[tor-talk] On the Theory of Remailers

Paul Syverson syverson at itd.nrl.navy.mil
Wed Jan 9 16:00:02 UTC 2013


On Wed, Jan 09, 2013 at 10:20:06AM -0500, Tom Ritter wrote:
> On 9 January 2013 10:05, Alexandre Guillioud
> <guillioud.alexandre at gmail.com> wrote:
> > Hi all,
> >
> > I'm reading your conversation, and i'm not understanding very well what you
> > mean by high/low latency network. Isn't it just a ping duration delta ?
> > You speak about low and high latency like it's a feature.
> >
> > Is tor mixing only low latency with low latency in its circuits ? Opening
> > for a dispatching of services (ie. mail on high latency, web on low ) ?
> >
> > What's the point ?
> 
> Someone can probably explain it better by putting more time into it,
> but the gist of it is how long a mix node will 'hold onto' a message,
> before sending it on.  (Effectively 'mixing' it.)
> 
> >From the blog articles:
> 
> > A 'Low Latency' mix network means as soon as a node receives a packet, it sends it out. A 'High Latency' mix network means a node will hold onto a message for some amount of time before sending it out.
> >
> > Traffic Analysis is a huge part of mix network design. If an
> > attacker is watching the network (and we generally assume they
> > are) - how much information do they gain by watching packet paths,
> > sizes, and times, and how easy is it? If you see a network flow
> > from Alice to Bob, and Bob to Charlie - those flows will probably
> > be matchable. With regard to defending against Traffic Analysis,
> > High Latency is preferable - being able to hold onto a packet for
> > any length of time before sending it on gives you lot more
> > options.
> >
> > Tor is a 'Low Latency' mix network - it has no choice because it's
> > infeasible to browse the Internet with minute-long (or longer)
> > delays during page loads. However, email can have delays - if an
> > email doesn't arrive for 30 minutes or an hour, it's generally not
> > a problem. So Remailers can afford to be a High Latency mix
> > network. They will accumulate a number of messages in a pool, and
> > then when the pool is a certain size, will send the messages
> > out. There are multiple algorithms for pooling, and we'll go into
> > more detail about them and pool attacks later.
> 
> As a mix node, if I accumulate 8 same-size messages, and then send
> them all out at once to 8 recipients, you can't use traffic analysis
> to see who I sent which message out to - because they're
> indistinguishable.  That's high latency.  But if I had sent out each
> message as soon as I got it, you could see which message went to each
> recipient - that's low latency.
> 

Right. Tor isn't mixing at all. Onion routing gets its security from
the observation that even adversaries that can be anywhere typically
can't be everywhere. This is true whether one is trying to protect
properties of the communication between source and remote destination
(typically called anonymity) or protect properties of the
communication between the source and the onion routing network
(typically called circumvention or obfuscation).
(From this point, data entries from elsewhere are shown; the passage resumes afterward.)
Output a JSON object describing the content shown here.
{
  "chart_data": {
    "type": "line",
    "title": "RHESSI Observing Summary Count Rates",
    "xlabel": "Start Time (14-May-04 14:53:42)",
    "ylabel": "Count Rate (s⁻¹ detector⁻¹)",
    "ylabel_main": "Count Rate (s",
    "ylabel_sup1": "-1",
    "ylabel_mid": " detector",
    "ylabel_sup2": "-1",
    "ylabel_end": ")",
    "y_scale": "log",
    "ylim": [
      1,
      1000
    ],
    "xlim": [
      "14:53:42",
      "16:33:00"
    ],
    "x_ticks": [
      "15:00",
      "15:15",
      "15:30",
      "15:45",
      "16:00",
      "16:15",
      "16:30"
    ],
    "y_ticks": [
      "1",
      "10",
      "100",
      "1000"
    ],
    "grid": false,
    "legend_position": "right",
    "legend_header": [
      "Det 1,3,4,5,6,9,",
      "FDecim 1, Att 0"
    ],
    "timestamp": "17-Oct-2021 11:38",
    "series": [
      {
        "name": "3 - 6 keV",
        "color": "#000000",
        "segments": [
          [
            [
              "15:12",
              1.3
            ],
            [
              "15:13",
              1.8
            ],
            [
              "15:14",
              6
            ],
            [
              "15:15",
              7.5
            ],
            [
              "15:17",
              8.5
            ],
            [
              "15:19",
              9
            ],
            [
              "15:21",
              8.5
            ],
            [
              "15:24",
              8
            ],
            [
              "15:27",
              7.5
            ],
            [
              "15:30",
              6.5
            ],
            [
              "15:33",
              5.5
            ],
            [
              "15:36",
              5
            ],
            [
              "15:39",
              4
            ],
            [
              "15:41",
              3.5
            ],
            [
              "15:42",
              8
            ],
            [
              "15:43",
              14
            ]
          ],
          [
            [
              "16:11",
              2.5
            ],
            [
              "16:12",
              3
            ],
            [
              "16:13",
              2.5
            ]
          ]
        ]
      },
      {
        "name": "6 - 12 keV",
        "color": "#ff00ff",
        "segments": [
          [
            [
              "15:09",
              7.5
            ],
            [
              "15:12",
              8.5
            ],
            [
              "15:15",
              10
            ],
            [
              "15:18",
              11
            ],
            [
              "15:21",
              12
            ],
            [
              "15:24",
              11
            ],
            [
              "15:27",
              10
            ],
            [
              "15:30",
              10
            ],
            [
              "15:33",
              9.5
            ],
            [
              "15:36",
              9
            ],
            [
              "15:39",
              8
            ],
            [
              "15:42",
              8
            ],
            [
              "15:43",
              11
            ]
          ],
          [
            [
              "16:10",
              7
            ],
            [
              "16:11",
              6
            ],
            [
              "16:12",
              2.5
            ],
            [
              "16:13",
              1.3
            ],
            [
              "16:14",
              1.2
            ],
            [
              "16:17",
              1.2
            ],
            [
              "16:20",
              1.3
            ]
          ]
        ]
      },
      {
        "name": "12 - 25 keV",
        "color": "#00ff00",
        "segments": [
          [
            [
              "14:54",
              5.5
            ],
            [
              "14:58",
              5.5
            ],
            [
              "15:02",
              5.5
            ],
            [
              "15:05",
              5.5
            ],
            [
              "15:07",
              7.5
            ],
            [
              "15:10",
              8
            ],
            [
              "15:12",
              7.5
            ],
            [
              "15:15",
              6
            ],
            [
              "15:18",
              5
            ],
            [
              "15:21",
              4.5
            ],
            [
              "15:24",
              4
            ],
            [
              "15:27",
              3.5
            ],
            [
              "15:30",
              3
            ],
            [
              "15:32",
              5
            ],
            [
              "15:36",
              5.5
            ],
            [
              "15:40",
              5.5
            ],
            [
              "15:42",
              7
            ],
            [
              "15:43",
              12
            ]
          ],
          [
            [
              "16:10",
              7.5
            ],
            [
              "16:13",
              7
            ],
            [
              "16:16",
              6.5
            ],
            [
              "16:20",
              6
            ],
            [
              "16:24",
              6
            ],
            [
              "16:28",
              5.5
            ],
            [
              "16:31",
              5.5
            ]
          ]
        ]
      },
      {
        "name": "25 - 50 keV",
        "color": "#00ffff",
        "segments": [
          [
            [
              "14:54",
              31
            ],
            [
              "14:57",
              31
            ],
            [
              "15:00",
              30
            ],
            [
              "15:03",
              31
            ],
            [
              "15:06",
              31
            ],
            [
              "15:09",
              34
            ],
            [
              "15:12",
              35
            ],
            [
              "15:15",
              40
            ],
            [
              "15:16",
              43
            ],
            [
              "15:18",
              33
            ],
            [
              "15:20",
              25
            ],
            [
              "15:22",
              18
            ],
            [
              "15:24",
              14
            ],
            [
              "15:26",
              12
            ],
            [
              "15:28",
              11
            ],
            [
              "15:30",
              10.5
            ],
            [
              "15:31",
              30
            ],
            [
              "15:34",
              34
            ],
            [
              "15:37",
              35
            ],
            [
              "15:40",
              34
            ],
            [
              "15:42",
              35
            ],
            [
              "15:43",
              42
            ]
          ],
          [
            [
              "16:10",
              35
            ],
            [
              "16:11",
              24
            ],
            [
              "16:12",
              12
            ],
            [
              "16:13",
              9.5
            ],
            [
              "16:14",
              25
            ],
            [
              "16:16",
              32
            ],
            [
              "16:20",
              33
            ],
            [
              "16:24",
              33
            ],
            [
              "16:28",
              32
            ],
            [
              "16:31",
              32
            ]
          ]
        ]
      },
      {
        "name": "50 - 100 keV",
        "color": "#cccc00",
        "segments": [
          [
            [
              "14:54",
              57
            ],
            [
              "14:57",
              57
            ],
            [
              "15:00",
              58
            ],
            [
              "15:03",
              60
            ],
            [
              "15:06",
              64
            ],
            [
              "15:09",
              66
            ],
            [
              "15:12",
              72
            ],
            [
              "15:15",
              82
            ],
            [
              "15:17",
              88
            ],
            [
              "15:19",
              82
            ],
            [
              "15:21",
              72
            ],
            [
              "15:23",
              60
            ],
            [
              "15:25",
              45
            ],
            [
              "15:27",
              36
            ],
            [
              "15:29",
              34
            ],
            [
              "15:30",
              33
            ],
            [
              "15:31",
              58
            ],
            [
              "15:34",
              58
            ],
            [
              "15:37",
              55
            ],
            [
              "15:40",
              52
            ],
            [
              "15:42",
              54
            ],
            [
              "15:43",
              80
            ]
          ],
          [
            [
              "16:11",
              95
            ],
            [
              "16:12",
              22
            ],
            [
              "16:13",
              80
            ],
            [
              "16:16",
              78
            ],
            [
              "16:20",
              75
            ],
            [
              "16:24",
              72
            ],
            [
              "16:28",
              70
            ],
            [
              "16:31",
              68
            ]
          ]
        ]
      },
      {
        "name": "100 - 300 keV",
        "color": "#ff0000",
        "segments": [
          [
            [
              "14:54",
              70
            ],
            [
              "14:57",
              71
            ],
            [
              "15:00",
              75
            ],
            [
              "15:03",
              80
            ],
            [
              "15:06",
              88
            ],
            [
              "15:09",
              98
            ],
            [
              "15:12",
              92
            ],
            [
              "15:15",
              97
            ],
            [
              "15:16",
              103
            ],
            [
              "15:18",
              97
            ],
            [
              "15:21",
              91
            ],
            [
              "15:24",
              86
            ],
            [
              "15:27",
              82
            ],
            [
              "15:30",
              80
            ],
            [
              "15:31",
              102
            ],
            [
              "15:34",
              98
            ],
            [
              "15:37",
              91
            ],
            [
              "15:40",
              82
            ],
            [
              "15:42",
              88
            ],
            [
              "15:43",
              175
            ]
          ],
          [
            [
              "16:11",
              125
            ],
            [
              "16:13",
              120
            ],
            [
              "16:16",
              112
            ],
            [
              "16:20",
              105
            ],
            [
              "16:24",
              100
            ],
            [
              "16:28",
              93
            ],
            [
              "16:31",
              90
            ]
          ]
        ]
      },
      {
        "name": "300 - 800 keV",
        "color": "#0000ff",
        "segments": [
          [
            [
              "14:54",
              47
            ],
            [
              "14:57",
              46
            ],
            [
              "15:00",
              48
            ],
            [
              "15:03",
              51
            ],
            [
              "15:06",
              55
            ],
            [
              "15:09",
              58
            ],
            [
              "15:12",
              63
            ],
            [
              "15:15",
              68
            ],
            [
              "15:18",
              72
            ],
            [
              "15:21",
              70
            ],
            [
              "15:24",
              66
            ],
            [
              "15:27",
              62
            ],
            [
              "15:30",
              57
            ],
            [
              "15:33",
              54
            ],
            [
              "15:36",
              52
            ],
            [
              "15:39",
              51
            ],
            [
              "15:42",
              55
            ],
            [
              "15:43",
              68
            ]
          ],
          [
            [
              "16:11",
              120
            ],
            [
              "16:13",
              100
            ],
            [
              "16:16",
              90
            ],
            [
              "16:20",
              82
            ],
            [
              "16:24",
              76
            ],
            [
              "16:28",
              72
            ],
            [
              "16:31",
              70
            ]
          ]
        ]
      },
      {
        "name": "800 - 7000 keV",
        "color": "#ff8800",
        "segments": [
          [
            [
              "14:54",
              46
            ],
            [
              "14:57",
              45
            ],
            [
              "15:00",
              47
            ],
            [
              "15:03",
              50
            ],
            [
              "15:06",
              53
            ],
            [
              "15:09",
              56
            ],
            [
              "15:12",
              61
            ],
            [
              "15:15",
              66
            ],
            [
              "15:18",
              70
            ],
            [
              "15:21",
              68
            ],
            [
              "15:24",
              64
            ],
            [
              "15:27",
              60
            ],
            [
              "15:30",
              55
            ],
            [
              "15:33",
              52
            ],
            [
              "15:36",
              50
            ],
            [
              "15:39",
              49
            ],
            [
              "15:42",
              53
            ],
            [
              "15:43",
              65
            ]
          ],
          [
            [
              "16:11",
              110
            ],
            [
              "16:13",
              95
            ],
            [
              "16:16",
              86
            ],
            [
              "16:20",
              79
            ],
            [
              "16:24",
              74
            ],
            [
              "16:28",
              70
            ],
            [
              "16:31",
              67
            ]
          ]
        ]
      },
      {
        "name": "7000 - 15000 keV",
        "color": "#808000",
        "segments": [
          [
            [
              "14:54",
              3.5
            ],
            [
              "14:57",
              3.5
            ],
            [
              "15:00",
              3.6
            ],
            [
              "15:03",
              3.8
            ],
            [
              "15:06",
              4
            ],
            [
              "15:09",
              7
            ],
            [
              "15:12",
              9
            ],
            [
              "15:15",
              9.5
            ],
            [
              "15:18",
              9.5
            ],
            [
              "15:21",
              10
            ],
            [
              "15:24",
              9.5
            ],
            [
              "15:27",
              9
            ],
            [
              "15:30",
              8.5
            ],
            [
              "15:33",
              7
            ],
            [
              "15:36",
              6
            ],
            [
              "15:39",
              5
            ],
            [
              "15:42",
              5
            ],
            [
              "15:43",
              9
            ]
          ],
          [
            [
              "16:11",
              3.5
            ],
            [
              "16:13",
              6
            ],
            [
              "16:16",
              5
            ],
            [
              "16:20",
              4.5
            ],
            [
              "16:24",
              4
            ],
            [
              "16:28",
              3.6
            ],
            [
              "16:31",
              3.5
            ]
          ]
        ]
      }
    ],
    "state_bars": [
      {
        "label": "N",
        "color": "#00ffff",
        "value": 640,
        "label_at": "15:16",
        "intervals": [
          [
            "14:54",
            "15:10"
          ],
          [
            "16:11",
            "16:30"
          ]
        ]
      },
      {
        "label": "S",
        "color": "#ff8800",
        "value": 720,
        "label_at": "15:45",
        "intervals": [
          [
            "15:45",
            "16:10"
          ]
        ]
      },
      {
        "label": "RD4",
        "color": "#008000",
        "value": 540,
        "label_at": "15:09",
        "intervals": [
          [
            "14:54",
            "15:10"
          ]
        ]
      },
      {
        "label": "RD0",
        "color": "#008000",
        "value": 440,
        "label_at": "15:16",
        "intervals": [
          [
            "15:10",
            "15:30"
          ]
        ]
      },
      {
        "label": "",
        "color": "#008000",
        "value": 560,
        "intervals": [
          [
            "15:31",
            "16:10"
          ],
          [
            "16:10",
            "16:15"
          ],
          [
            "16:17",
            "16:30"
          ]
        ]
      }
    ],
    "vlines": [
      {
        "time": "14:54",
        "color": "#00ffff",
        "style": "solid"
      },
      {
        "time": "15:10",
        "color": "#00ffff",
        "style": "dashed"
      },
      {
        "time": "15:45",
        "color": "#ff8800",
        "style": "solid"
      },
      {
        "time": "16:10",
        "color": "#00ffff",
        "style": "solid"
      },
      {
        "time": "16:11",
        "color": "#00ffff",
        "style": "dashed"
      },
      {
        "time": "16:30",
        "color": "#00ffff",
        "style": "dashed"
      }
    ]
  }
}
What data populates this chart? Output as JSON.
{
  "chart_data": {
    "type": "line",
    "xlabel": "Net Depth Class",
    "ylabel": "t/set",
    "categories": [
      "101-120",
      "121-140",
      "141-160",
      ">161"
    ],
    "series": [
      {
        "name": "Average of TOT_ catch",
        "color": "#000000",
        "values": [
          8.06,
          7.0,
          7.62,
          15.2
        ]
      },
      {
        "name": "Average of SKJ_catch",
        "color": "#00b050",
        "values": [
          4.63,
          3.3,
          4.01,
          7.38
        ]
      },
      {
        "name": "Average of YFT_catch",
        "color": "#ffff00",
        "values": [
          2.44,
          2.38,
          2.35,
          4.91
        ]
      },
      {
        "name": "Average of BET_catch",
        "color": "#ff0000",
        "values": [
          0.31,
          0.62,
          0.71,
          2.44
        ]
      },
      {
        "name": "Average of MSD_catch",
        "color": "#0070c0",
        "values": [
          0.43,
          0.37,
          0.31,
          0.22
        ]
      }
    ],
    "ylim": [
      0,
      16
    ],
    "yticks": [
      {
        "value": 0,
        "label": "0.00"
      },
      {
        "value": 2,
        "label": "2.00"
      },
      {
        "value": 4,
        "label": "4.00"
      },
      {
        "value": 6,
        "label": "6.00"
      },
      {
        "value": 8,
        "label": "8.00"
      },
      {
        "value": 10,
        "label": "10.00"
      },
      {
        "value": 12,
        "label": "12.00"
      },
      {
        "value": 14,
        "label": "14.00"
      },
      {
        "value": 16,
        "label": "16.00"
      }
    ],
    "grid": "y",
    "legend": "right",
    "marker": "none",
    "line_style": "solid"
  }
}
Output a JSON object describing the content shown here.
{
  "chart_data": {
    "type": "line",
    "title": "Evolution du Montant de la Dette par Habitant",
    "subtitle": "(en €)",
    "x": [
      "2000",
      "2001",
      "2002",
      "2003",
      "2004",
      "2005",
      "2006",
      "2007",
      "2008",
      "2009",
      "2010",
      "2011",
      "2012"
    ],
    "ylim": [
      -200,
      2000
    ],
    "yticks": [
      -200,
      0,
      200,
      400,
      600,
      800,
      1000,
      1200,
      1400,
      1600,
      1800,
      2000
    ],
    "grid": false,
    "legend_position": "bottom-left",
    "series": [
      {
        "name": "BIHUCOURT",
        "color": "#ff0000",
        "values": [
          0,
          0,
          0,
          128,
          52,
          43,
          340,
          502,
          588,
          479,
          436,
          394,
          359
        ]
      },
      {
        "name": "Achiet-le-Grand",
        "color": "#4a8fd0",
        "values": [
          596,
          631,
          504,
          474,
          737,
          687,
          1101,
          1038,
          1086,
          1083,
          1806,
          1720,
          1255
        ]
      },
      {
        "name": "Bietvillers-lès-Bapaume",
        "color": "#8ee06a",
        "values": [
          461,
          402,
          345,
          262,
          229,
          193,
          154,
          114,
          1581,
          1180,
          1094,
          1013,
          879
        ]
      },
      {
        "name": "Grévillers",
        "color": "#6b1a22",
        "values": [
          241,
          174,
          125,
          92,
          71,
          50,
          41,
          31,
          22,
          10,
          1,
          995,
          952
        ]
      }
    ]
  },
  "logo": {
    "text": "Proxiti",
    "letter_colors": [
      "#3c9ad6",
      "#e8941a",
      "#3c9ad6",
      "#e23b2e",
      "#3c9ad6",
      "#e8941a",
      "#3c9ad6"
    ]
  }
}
Mix network security analysis typically assumes adversaries are on all
links between mixes and at some compromised mixes as well. Tor is
broken against such a model. But, and this is a huge but, while the
above is all correct, it perpetuates the mistaken view that the only
thing going on is a security/practicality tradeoff that mix networks
resolve more in favor of security and onion routing networks resolve
more in favor of practicality. In several important respects Tor is
more secure than any practically deployed, but also practically
deployable mix network. I discuss this more in "Why I'm not an
Entropist" and "Sleeping dogs lie on a bed of onions but wake when
mixed", both available on my webpage (http://www.syverson.org).

That said, I continue to think that combining different latency
traffic as we discussed in the alpha mixing paper mentioned earlier in
this thread can provide real benefit for some applications and
plausible adversaries (although I think what we called 'tau-mixing' in
that paper is the more likely fruitful departure point). But departure
point for someone else: there are years worth of higher-priority-to-me
Tor-related research problems to solve, so it is back-burnered
indefinitely or until somebody entices me that working on this
is worth pulling away from other things.